I reject the notion that our “deservingness” is tied to our salary and investment portfolio. I reject the notion that people who can work productively for their adult lifespan, in any occupation, are morally superior to those who cannot. I reject the belief that unpaid labor lacks meaning or value for society.
But I did not clearly understand when I undertook this essay that I did not reject the label of undeserving for myself.
It wasn’t about working hard or compensation. I had jobs since I was 12 and often worked more than one. I did menial labor and felt no stigma. I walked to work when cars didn’t start. In college, I worked three jobs and kept a 3.8 GPA while taking six classes. I was a do-er. I showed up. I produced.
And I never expected to earn a lot of money. I had no idea what that might be like, nor any skills to consider a future. I didn’t invest or understand stock markets. I assumed that I would simply work until I died because the world had reversed course to a time when safety nets for retirees and disabled persons were gone like Big Steel and Montgomery Wards. I could work so I would work.
What I didn’t understand was the rising insistency of this third wave of my disability, this trauma, as it churned its way from deep catacombs of my mind, sustaining these messages planted like hideous seeds by those who did harm to me, the groomers of my childhood. Those messages affixed the notion that I was undeserving. Period.

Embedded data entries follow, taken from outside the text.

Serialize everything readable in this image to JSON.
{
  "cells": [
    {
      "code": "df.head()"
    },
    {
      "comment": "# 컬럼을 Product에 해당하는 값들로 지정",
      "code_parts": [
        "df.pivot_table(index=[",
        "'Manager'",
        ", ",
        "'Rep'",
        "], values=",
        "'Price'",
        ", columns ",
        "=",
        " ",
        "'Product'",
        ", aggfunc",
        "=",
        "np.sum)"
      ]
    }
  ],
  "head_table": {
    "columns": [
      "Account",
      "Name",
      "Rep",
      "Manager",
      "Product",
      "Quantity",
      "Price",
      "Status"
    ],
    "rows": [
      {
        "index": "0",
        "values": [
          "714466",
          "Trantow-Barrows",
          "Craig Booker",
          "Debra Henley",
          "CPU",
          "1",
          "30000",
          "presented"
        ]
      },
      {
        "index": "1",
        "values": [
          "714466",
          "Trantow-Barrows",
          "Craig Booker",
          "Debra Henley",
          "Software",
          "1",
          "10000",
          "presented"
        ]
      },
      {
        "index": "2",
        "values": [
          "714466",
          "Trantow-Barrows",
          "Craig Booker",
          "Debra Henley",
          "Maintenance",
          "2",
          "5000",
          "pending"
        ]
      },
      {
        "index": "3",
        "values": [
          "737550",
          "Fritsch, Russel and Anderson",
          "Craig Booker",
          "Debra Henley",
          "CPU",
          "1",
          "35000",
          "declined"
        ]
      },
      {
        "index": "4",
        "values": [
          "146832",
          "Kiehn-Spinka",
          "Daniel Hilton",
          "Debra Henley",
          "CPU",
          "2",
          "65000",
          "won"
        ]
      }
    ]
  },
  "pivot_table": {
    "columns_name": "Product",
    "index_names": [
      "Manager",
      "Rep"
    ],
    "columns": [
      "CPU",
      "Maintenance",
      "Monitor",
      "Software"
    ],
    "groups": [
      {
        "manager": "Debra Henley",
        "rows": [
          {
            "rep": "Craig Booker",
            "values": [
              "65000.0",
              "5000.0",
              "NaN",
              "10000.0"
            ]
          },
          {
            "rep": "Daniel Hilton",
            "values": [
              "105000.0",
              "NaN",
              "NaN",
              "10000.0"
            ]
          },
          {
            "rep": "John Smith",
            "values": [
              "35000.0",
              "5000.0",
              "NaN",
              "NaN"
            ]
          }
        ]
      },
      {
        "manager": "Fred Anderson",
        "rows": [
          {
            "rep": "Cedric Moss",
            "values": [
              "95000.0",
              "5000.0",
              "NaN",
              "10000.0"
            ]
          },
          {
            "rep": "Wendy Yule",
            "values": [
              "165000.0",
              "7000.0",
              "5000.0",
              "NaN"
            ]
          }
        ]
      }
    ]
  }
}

I didn’t deserve help, even when I asked for it. I didn’t deserve resources or support or love. I didn’t deserve nice things. I didn’t deserve to be treated as well as men or younger, cuter women or otherwise decent people.
This grooming is something I knew to be true from my trauma processing work, but I hadn’t actually felt it within this context until I wrote the essay. Being treated so poorly by my supervisors around my disability reinforced these early awful messages.
So the essay editing/revising process was difficult. I was tempted to give up and stop torturing myself, but my editor Jeff kept encouraging me to keep plugging away at my own pace. I pushed through this discomfort around what it really means to have this value assigned to my life, like it or not.
I won’t pretend that I’m all better now when it comes to seeing myself as a person who is not deserving of things, but the opportunity to process all of that through writing has been helpful. I try to frame things as when I worked for pay and my unpaid work. The constraints of the actual $$$ are tough, but not as tough as feeling like my place in this world was set at the tender age of 22 and without any regard for the life I’ve led since then.
That’s actually useful insight into my trauma processing work. I actually do define myself by my contributions, productivity, etc. I beat the hell out of myself when I am not functional even sub-optimally. Realizing how deeply embedded the messages groomed into me have shaped my whole life is well, terrible.
But I have something to say so I will continue to try. We deserve for our government, our families, our employers, and our healthcare systems to do better by us. That includes me.